Gene of the Month – May: RRM1
Variants in the RRM1 gene may underlie a disorder that is caused by defective processes of mitochondrial DNA (mtDNA) replication and repair. The protein encoded by RRM1, ribonucleotide reductase catalytic subunit M1, forms an essential regulatory part of ribonucleotide reductase. This enzyme catalyzes the production of deoxyribonucleotides – the units that are needed by the organism for DNA synthesis and repair.

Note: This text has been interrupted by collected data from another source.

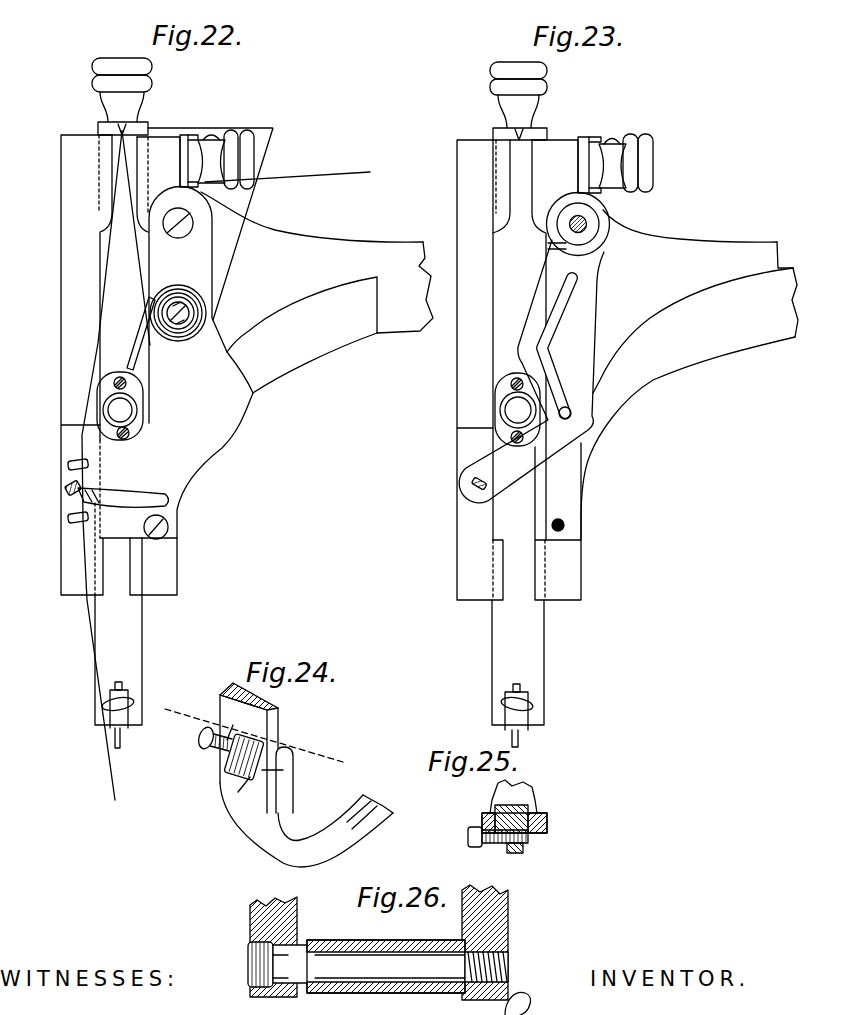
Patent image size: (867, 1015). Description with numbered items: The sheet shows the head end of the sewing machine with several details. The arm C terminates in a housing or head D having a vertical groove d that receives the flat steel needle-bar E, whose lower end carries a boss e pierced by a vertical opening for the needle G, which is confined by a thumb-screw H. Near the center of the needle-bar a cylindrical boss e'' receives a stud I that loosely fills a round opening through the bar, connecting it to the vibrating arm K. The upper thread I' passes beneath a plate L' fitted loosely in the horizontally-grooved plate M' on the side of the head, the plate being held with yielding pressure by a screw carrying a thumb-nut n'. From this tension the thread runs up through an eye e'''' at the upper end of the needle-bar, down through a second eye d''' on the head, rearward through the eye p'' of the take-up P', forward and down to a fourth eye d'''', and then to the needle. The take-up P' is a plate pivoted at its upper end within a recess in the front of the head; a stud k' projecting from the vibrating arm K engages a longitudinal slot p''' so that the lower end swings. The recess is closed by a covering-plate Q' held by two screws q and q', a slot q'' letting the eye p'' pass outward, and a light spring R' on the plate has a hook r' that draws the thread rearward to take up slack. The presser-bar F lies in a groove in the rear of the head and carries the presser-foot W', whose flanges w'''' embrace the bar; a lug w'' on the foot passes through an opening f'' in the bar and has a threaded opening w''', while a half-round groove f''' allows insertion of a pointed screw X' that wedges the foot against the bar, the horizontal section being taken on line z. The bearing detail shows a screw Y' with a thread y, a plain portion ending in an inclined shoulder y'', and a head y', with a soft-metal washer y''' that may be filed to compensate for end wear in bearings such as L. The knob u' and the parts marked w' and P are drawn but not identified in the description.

In FIG. 22, the knob u' is at (129, 90).
In FIG. 23, the knob u' is at (527, 95).
In FIG. 22, the eye e'''' is at (172, 125).
In FIG. 23, the eye e'''' is at (536, 128).
In FIG. 22, the housing or head D is at (129, 365).
In FIG. 23, the housing or head D is at (526, 370).
In FIG. 22, the vertical groove d is at (116, 465).
In FIG. 23, the vertical groove d is at (479, 340).
In FIG. 22, the needle-bar E is at (121, 431).
In FIG. 23, the needle-bar E is at (519, 432).
In FIG. 22, the horizontally-grooved plate M' is at (176, 161).
In FIG. 23, the horizontally-grooved plate M' is at (576, 165).
In FIG. 22, the plate L' is at (211, 159).
In FIG. 23, the plate L' is at (612, 164).
In FIG. 22, the thumb-nut n' is at (239, 159).
In FIG. 23, the thumb-nut n' is at (645, 163).
In FIG. 22, the hook r' is at (245, 214).
In FIG. 22, the upper thread I' is at (293, 172).
In FIG. 22, the covering-plate Q' is at (201, 305).
In FIG. 22, the screw q is at (195, 225).
In FIG. 23, the screw q is at (596, 238).
In FIG. 22, the arm C is at (305, 365).
In FIG. 23, the arm C is at (689, 375).
In FIG. 22, the vibrating arm K is at (302, 314).
In FIG. 23, the vibrating arm K is at (693, 330).
In FIG. 22, the light spring R' is at (198, 313).
In FIG. 22, the take-up P' is at (141, 333).
In FIG. 23, the take-up P' is at (550, 348).
In FIG. 22, the cylindrical boss e'' is at (120, 407).
In FIG. 23, the cylindrical boss e'' is at (517, 410).
In FIG. 22, the stud I is at (120, 410).
In FIG. 23, the stud I is at (518, 410).
In FIG. 22, the second eye d''' is at (60, 459).
In FIG. 22, the eye p'' is at (57, 488).
In FIG. 23, the eye p'' is at (494, 472).
In FIG. 22, the fourth eye d'''' is at (58, 519).
In FIG. 22, the slot q'' is at (123, 489).
In FIG. 22, the screw q' is at (171, 527).
In FIG. 22, the thumb-screw H is at (104, 704).
In FIG. 23, the thumb-screw H is at (534, 705).
In FIG. 22, the boss e is at (125, 682).
In FIG. 23, the boss e is at (523, 684).
In FIG. 22, the needle G is at (121, 742).
In FIG. 23, the needle G is at (519, 740).
In FIG. 23, the slot p''' is at (573, 345).
In FIG. 23, the stud k' is at (584, 408).
In FIG. 24, the presser-bar F is at (249, 748).
In FIG. 25, the presser-bar F is at (538, 838).
In FIG. 24, the opening f'' is at (286, 768).
In FIG. 24, the half-round groove f''' is at (232, 725).
In FIG. 24, the presser-foot W' is at (306, 825).
In FIG. 24, the section line z is at (250, 732).
In FIG. 24, the screw X' is at (206, 738).
In FIG. 25, the screw X' is at (486, 837).
In FIG. 24, the lug w'' is at (229, 759).
In FIG. 25, the lug w'' is at (516, 857).
In FIG. 24, the flanges w'''' is at (287, 777).
In FIG. 25, the flanges w'''' is at (566, 823).
In FIG. 24, the threaded opening w''' is at (233, 794).
In FIG. 25, the threaded opening w''' is at (467, 812).
In FIG. 25, the sleeve w' is at (513, 806).
In FIG. 26, the washer y''' is at (262, 947).
In FIG. 26, the bearings L is at (485, 942).
In FIG. 26, the shoulder y'' is at (288, 954).
In FIG. 26, the head y' is at (257, 965).
In FIG. 26, the sleeve P is at (386, 956).
In FIG. 26, the screw Y' is at (390, 966).
In FIG. 26, the screw-thread y is at (492, 967).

An international network of researchers identified autosomal dominant as well as autosomal recessive disease-causing RRM1 variants in five patients from four families. Their patients showed a clinical presentation of a mitochondrial DNA depletion syndrome (MDDS), with ptosis (drooping eyelid) and ophthalmoplegia (eye muscle weakness), additional manifestations and multiple mtDNA deletions in muscle. Further cellular experiments and biochemical investigations performed in the study suggest that the decreased level of mtDNA present in the patients’ cells is caused by an impaired nucleotide synthesis due to the loss of RRM1 protein.
The results of the study were published in the Journal of Clinical Investigation.
Shintaku J, Pernice WM, Eyaid W, … Hirano M. RRM1 variants cause a mitochondrial DNA maintenance disorder via impaired de novo nucleotide synthesis. J Clin Invest. 2022 May 26:e145660. doi: 10.1172/JCI145660. Epub ahead of print.